Date(s) - 22/11/2012
2:00 pm - 3:00 pm
This talk looks at the implications of different spoken language processing tasks and machine learning strategies for representing prosody in a computational model. We consider local prosodic events related to prominence and segmentation, as well as prosodic patterns that provide cues to high-level phenomena related to topic dynamics and social interaction. At the local level, the case for a symbolic intermediate representation of prosody is presented, with a discussion of the challenge of making prosodic cues truly complementary to lexical cues in language processing. For higher level language analysis, we suggest handling prosodic correlates (e.g. F0, energy contours) as signals with frequency analysis techniques used in feature extraction, analogous to recent work in speech recognition aimed at moving beyond frame-based analysis. A cross-cutting theme is the issue of normalization to factor out the different types of information that prosodic correlates carry.

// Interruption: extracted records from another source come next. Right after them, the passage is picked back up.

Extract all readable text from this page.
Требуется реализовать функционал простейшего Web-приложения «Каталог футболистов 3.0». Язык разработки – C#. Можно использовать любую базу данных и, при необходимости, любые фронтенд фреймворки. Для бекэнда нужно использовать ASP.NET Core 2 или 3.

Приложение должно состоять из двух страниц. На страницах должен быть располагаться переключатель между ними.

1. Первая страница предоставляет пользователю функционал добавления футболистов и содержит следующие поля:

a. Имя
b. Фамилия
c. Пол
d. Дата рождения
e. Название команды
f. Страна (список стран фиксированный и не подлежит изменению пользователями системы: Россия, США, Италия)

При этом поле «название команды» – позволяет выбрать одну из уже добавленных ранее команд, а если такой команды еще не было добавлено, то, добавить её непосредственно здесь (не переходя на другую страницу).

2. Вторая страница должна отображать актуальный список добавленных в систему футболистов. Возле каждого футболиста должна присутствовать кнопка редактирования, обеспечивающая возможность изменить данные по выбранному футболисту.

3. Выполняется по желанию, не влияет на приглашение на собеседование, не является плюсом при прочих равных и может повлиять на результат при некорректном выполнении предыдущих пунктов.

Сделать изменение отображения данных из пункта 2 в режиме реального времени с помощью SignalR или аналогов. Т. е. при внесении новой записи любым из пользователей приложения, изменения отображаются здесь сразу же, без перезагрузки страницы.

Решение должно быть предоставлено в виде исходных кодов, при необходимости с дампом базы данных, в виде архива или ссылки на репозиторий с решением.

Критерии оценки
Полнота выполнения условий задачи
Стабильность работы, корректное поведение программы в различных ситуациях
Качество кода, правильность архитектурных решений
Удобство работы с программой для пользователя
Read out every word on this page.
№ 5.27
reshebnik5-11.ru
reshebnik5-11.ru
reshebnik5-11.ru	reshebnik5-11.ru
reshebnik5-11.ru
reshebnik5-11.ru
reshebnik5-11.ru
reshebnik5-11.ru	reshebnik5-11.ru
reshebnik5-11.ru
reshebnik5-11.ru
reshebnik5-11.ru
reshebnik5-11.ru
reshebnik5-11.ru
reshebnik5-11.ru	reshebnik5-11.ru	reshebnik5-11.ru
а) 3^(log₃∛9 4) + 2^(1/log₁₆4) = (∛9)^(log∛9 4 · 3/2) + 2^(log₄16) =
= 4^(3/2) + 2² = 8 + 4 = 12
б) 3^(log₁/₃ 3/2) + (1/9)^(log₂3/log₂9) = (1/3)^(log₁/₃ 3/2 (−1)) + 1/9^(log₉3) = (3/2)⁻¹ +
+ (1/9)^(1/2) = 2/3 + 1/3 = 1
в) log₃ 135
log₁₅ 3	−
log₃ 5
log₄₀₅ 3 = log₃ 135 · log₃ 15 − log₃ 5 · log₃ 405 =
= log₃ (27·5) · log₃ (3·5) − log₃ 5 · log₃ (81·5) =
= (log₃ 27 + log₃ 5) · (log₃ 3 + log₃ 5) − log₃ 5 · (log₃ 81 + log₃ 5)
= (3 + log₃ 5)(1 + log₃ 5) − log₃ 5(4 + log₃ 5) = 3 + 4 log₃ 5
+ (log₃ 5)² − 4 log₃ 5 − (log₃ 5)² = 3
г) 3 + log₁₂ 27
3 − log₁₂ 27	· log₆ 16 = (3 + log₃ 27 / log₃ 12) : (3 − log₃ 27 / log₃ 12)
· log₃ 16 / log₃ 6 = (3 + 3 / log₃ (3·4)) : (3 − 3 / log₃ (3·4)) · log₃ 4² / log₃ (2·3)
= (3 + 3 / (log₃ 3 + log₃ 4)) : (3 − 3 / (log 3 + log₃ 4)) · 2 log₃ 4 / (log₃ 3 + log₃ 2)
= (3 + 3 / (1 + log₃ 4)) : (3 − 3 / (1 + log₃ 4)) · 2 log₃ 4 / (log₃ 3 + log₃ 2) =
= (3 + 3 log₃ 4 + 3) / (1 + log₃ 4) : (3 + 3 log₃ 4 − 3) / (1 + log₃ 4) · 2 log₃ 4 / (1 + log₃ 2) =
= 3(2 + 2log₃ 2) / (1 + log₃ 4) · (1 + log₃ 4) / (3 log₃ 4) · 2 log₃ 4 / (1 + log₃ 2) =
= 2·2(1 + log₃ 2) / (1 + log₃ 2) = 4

Mari Ostendorf is Professor of Electrical Engineering at the University of Washington and Adjunct in Computer Science and Linguistics. Her research interests are in dynamic and linguistically motivated statistical models for speech and language processing that consider the interaction of topic, genre and register. She is a Fellow of the IEEE and ISCA. Prof Ostendorf is a leading researcher in spoken language processing and has made significant (and long-lasting) contributions in speech recognition, speech synthesis, prosodic analysis, and computational linguistics. Her current research interests include: Low resource language modelling; Computational modelling of prosody for spoken document processing; Use of parsing in speech recognition; Language technology for education applications; Extracting social roles and relation information from spoken and written discussions.